Mods... erm it actually has a few less than I thought... but it's still quick!!!

At the mo, the only mods I can actually confirm are:-

Custom K&N induction
4 Cold air feeds
Janspeed tubular manifold (wrapped)
Janspeed system
Janspeed 3 1/2" back box

Lightened/stripped out (still a bit to do)

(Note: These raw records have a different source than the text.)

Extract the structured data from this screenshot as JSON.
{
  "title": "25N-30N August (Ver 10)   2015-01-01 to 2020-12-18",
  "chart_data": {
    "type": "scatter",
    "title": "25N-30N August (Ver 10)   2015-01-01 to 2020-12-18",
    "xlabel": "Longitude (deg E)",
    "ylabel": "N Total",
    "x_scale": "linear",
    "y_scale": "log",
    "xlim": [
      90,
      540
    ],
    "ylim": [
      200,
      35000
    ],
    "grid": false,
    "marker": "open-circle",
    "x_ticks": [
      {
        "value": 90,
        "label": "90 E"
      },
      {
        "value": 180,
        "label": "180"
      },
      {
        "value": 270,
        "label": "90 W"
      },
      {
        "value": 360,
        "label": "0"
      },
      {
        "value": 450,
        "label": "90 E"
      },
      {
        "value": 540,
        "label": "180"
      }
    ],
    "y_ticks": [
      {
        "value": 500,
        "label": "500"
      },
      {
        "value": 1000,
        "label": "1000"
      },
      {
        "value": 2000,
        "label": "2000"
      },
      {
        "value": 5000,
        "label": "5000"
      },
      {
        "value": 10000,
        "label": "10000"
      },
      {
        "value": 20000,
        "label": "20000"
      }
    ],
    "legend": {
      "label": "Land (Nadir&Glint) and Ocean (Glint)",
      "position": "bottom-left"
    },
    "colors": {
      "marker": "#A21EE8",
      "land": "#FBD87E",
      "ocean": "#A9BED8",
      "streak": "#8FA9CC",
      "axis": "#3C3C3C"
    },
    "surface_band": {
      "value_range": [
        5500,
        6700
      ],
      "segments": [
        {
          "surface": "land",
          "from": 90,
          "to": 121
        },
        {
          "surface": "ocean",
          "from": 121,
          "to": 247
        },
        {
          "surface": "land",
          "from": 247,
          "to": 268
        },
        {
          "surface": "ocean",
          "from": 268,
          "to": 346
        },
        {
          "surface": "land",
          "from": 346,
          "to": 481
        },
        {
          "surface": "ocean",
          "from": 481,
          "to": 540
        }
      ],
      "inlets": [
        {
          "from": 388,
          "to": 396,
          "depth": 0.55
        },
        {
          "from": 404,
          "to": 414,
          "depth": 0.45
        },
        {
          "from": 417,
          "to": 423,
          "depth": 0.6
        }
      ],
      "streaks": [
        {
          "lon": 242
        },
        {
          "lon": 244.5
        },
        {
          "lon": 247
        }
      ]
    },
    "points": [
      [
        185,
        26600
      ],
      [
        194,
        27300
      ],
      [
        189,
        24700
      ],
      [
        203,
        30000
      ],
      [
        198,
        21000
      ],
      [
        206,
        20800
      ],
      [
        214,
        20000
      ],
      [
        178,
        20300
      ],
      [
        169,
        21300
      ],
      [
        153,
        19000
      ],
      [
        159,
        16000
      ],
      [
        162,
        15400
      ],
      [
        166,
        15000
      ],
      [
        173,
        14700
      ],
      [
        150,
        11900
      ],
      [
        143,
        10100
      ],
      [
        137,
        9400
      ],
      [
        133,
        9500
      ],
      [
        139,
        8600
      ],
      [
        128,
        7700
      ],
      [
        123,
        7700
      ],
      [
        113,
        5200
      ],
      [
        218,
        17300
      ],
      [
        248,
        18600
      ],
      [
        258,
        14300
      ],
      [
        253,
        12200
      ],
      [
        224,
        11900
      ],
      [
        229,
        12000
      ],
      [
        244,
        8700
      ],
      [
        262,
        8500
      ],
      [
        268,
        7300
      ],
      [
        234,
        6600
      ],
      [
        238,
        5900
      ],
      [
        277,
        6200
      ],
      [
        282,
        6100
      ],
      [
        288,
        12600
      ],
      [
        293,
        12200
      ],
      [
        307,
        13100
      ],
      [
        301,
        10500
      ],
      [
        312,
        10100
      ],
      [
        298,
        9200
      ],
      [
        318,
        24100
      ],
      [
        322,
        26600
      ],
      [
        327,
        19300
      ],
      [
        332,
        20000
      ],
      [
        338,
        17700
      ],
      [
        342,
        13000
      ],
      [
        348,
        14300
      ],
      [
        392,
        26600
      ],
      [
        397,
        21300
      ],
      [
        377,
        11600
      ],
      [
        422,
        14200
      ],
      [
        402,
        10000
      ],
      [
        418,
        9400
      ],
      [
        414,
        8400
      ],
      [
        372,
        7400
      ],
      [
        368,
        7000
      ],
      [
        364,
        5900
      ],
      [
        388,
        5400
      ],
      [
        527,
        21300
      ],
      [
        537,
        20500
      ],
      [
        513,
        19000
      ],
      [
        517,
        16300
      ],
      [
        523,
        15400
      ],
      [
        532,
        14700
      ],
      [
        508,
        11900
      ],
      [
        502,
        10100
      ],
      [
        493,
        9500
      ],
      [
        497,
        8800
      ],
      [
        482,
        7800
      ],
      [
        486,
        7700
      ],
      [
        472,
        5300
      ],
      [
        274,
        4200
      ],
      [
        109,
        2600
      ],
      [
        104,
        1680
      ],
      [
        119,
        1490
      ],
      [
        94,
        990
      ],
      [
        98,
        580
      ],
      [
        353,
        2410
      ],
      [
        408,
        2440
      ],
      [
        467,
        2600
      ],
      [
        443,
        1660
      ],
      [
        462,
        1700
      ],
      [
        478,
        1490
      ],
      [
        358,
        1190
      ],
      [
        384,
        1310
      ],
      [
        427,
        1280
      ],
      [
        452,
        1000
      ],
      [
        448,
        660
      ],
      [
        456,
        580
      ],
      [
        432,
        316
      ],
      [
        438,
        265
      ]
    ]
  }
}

9 spoke March ST rims (very very nice!)


There is definitely something else but at the moment I can not confirm it


----------



## Seva (Jul 10, 2002)

show some more pictures please!

what kind of miles per gallon(or km per liter) does your car get?


----------



## Guest (Aug 20, 2002)

erm...

40 round town
50 basic pottering - to work and back, or a short-ish journey
55-60 on a motorway run 150 miles plus

40 if I thrash it in any situation!

that's miles per gallon by the way!

Not bad at all really! I certainly can't complain!


----------



## Seva (Jul 10, 2002)

sam-micrak11 said:


> *erm...
> 
> 40 round town
> 50 basic pottering - to work and back, or a short-ish journey
> ...


those are great numbers.
too bad stateside consumers preffer the oversized minivans, known as SUVs and cars like that are popular among very few.
how much is a gallon of petrol, btw, in your town??

p.s. pics???


----------



## blownb310 (Jun 10, 2002)

*Great car!*

Thanks for posting the pic of your Micra. I like them, and wish we had them here. The Sentra is getting too big! We need small lightweight cars too. What engine is in it?


----------



## 87 micra (Oct 25, 2003)

i got one! k10 baby
1.2L and carburated lol
pic - http://www.nissanforums.com/showthread.php?s=&postid=351591#post351591


----------



## Rama (Mar 8, 2003)

Aren't we supposed to be getting this here stateside in 05 or 06?


----------



## dschrier (May 6, 2002)

Yeah, the sentra is getting too big, it is about as big as the 90's altimas were now. They should just raise gas prices by a few dollars to kill off all of the SUV's and minivans then we'll get our small cars back!


----------